There is one particularly telling glimpse488 of Arbella in these last years, with the most frightening implications for her sanity. Imagine a July day, and Arbella (secretive? mocking? distraught?) stopping an unknown interlocutor on his way through the Tower and asking if he could maintain a confidence in order to prevent a civil war. No descriptive details come down through the bare statement given to the lieutenant. Indeed, the witness stressed that he lent Arbella an ear only to discover her plan.
That plan was improbable in the last degree. It would be rumoured – Arbella said – that her husband William had died. He would seem to be buried, but in fact smuggled into the Tower, known only to a few. Her auditor protested that William would eventually be seen; Arbella said the windows to the garden would be boarded up. He told her how dangerous her project was; she countered that she was protected by foreign and domestic supporters. Asked if Mary Talbot were involved, she said ‘by no means’.
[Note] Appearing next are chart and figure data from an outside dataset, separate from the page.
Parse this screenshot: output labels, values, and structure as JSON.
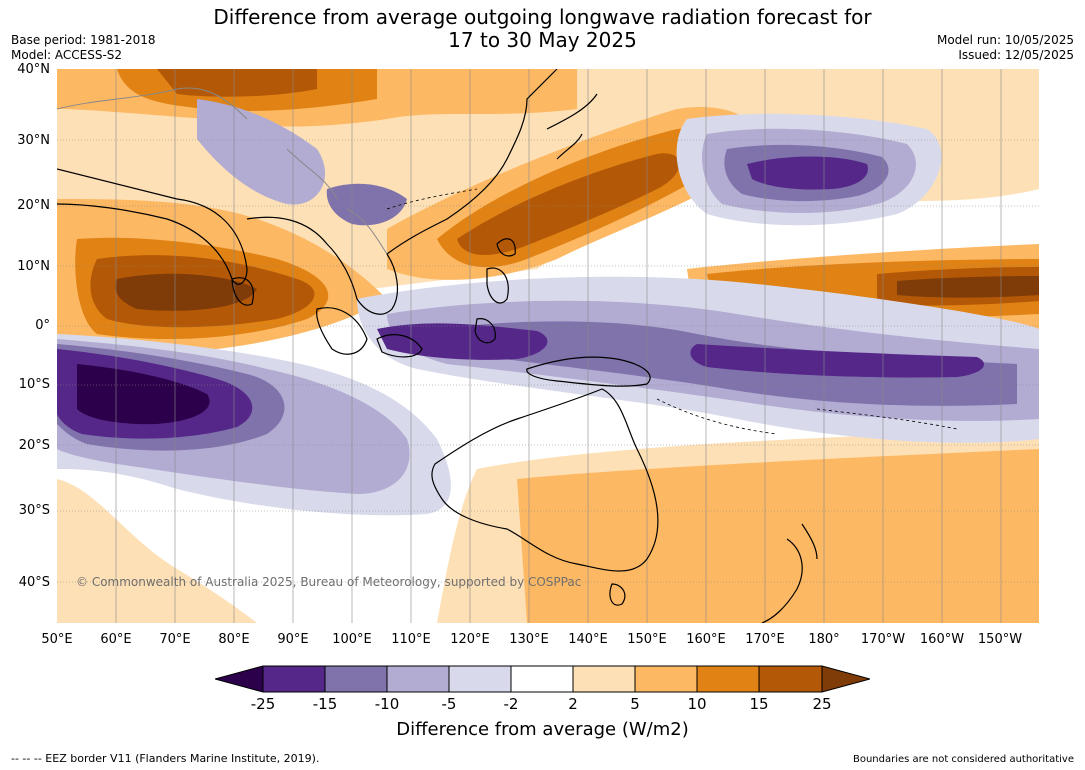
{
  "header": {
    "title_line1": "Difference from average outgoing longwave radiation forecast for",
    "title_line2": "17 to 30 May 2025",
    "base_period": "Base period: 1981-2018",
    "model": "Model: ACCESS-S2",
    "model_run": "Model run: 10/05/2025",
    "issued": "Issued: 12/05/2025"
  },
  "map": {
    "latitude_labels": [
      "40°N",
      "30°N",
      "20°N",
      "10°N",
      "0°",
      "10°S",
      "20°S",
      "30°S",
      "40°S"
    ],
    "longitude_labels": [
      "50°E",
      "60°E",
      "70°E",
      "80°E",
      "90°E",
      "100°E",
      "110°E",
      "120°E",
      "130°E",
      "140°E",
      "150°E",
      "160°E",
      "170°E",
      "180°",
      "170°W",
      "160°W",
      "150°W"
    ],
    "copyright": "© Commonwealth of Australia 2025, Bureau of Meteorology, supported by COSPPac"
  },
  "colorbar": {
    "title": "Difference from average (W/m2)",
    "ticks": [
      "-25",
      "-15",
      "-10",
      "-5",
      "-2",
      "2",
      "5",
      "10",
      "15",
      "25"
    ],
    "colors": [
      "#2d004b",
      "#542788",
      "#8073ac",
      "#b2abd2",
      "#d8daeb",
      "#ffffff",
      "#fee0b6",
      "#fdb863",
      "#e08214",
      "#b35806",
      "#7f3b08"
    ]
  },
  "footer": {
    "eez_legend": "--  --  -- EEZ border V11 (Flanders Marine Institute, 2019).",
    "boundaries_note": "Boundaries are not considered authoritative"
  }
}
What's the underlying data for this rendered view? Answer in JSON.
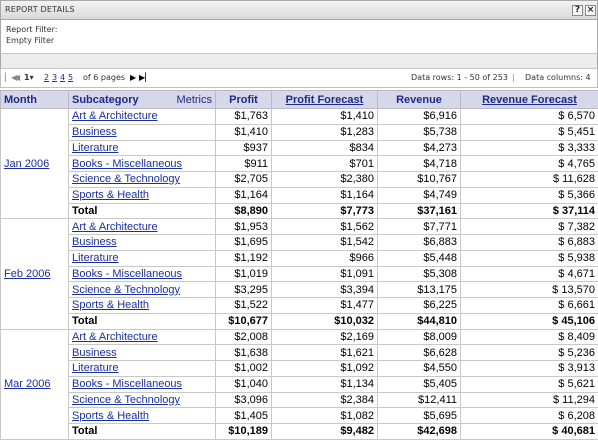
{
  "window": {
    "title": "REPORT DETAILS",
    "help_label": "?",
    "close_label": "×"
  },
  "filters": {
    "report_filter": "Report Filter:",
    "empty_filter": "Empty Filter"
  },
  "pager": {
    "first_icon": "first-page-icon",
    "prev_icon": "previous-page-icon",
    "current_page": "1",
    "pages": [
      "2",
      "3",
      "4",
      "5"
    ],
    "of_pages": "of 6 pages",
    "next_icon": "next-page-icon",
    "last_icon": "last-page-icon",
    "data_rows": "Data rows: 1 - 50 of 253",
    "separator": "|",
    "data_columns": "Data columns: 4"
  },
  "grid": {
    "headers": {
      "month": "Month",
      "subcategory": "Subcategory",
      "metrics": "Metrics",
      "profit": "Profit",
      "profit_forecast": "Profit Forecast",
      "revenue": "Revenue",
      "revenue_forecast": "Revenue Forecast"
    },
    "groups": [
      {
        "month": "Jan 2006",
        "rows": [
          {
            "sub": "Art & Architecture",
            "profit": "$1,763",
            "pf": "$1,410",
            "rev": "$6,916",
            "rf": "$ 6,570"
          },
          {
            "sub": "Business",
            "profit": "$1,410",
            "pf": "$1,283",
            "rev": "$5,738",
            "rf": "$ 5,451"
          },
          {
            "sub": "Literature",
            "profit": "$937",
            "pf": "$834",
            "rev": "$4,273",
            "rf": "$ 3,333"
          },
          {
            "sub": "Books - Miscellaneous",
            "profit": "$911",
            "pf": "$701",
            "rev": "$4,718",
            "rf": "$ 4,765"
          },
          {
            "sub": "Science & Technology",
            "profit": "$2,705",
            "pf": "$2,380",
            "rev": "$10,767",
            "rf": "$ 11,628"
          },
          {
            "sub": "Sports & Health",
            "profit": "$1,164",
            "pf": "$1,164",
            "rev": "$4,749",
            "rf": "$ 5,366"
          }
        ],
        "total": {
          "sub": "Total",
          "profit": "$8,890",
          "pf": "$7,773",
          "rev": "$37,161",
          "rf": "$ 37,114"
        }
      },
      {
        "month": "Feb 2006",
        "rows": [
          {
            "sub": "Art & Architecture",
            "profit": "$1,953",
            "pf": "$1,562",
            "rev": "$7,771",
            "rf": "$ 7,382"
          },
          {
            "sub": "Business",
            "profit": "$1,695",
            "pf": "$1,542",
            "rev": "$6,883",
            "rf": "$ 6,883"
          },
          {
            "sub": "Literature",
            "profit": "$1,192",
            "pf": "$966",
            "rev": "$5,448",
            "rf": "$ 5,938"
          },
          {
            "sub": "Books - Miscellaneous",
            "profit": "$1,019",
            "pf": "$1,091",
            "rev": "$5,308",
            "rf": "$ 4,671"
          },
          {
            "sub": "Science & Technology",
            "profit": "$3,295",
            "pf": "$3,394",
            "rev": "$13,175",
            "rf": "$ 13,570"
          },
          {
            "sub": "Sports & Health",
            "profit": "$1,522",
            "pf": "$1,477",
            "rev": "$6,225",
            "rf": "$ 6,661"
          }
        ],
        "total": {
          "sub": "Total",
          "profit": "$10,677",
          "pf": "$10,032",
          "rev": "$44,810",
          "rf": "$ 45,106"
        }
      },
      {
        "month": "Mar 2006",
        "rows": [
          {
            "sub": "Art & Architecture",
            "profit": "$2,008",
            "pf": "$2,169",
            "rev": "$8,009",
            "rf": "$ 8,409"
          },
          {
            "sub": "Business",
            "profit": "$1,638",
            "pf": "$1,621",
            "rev": "$6,628",
            "rf": "$ 5,236"
          },
          {
            "sub": "Literature",
            "profit": "$1,002",
            "pf": "$1,092",
            "rev": "$4,550",
            "rf": "$ 3,913"
          },
          {
            "sub": "Books - Miscellaneous",
            "profit": "$1,040",
            "pf": "$1,134",
            "rev": "$5,405",
            "rf": "$ 5,621"
          },
          {
            "sub": "Science & Technology",
            "profit": "$3,096",
            "pf": "$2,384",
            "rev": "$12,411",
            "rf": "$ 11,294"
          },
          {
            "sub": "Sports & Health",
            "profit": "$1,405",
            "pf": "$1,082",
            "rev": "$5,695",
            "rf": "$ 6,208"
          }
        ],
        "total": {
          "sub": "Total",
          "profit": "$10,189",
          "pf": "$9,482",
          "rev": "$42,698",
          "rf": "$ 40,681"
        }
      }
    ]
  }
}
Questions have been asked about the date of this document – 1613 or 1614? But what strikes home to the ordinary reader is its poignancy.
Just as in the last months at Hardwick, Arbella could have been either
delusional or trying to delude; fantasizing for bitter amusement, or else to create a smokescreen to cover some more realistic plan. But, just as at Hardwick, one is inclined less to juggle with the medical possibilities – was she clinically certifiable, and if so for causes emotional, genetic, or biochemical? – than to pity the form her fantasy took.
In her restricted life in the Tower, so short of other pleasures or distractions, her affection for William was never going to dwindle. More likely, she fanned the flames with brooding. But she must by now, and with the failure of the latest escape attempt, have despaired of ever seeing him again. A garbled story spread in the autumn of 1613 that William had died abroad; ‘should be dead at Dunkirk’,489 as Chamberlain told it. He had, indeed, by his own account, been sick of smallpox and ‘in great danger’. If Arbella heard the tale of his death – if it were not just a Chinese whisper originating with her own fantasy – it can only have added to her agony, just as the waxwork effigy of her husband’s corpse tormented the Duchess of Malfi.
In the summer of 1614, after the failure of her last escape attempt, the conditions of Arbella’s imprisonment seemed to be set for the long haul. Crompton was allowed to organize her accounts, and pawn some more of her jewels. But such evidence of preparations for an indefinite stay can hardly have cheered her. She knew (she may have been deluded; she was never stupid) that her career had been a series of mistakes. She was helpless to herself and dangerous to her family – her ‘guiltless friends’, as she had written from Hardwick, that easy captivity. Every night, the sound of the keys turning in the locks forced home the lesson of how futile her schemes must be. With the dwindling light, as summer slipped into autumn, Arbella’s will to live faded away.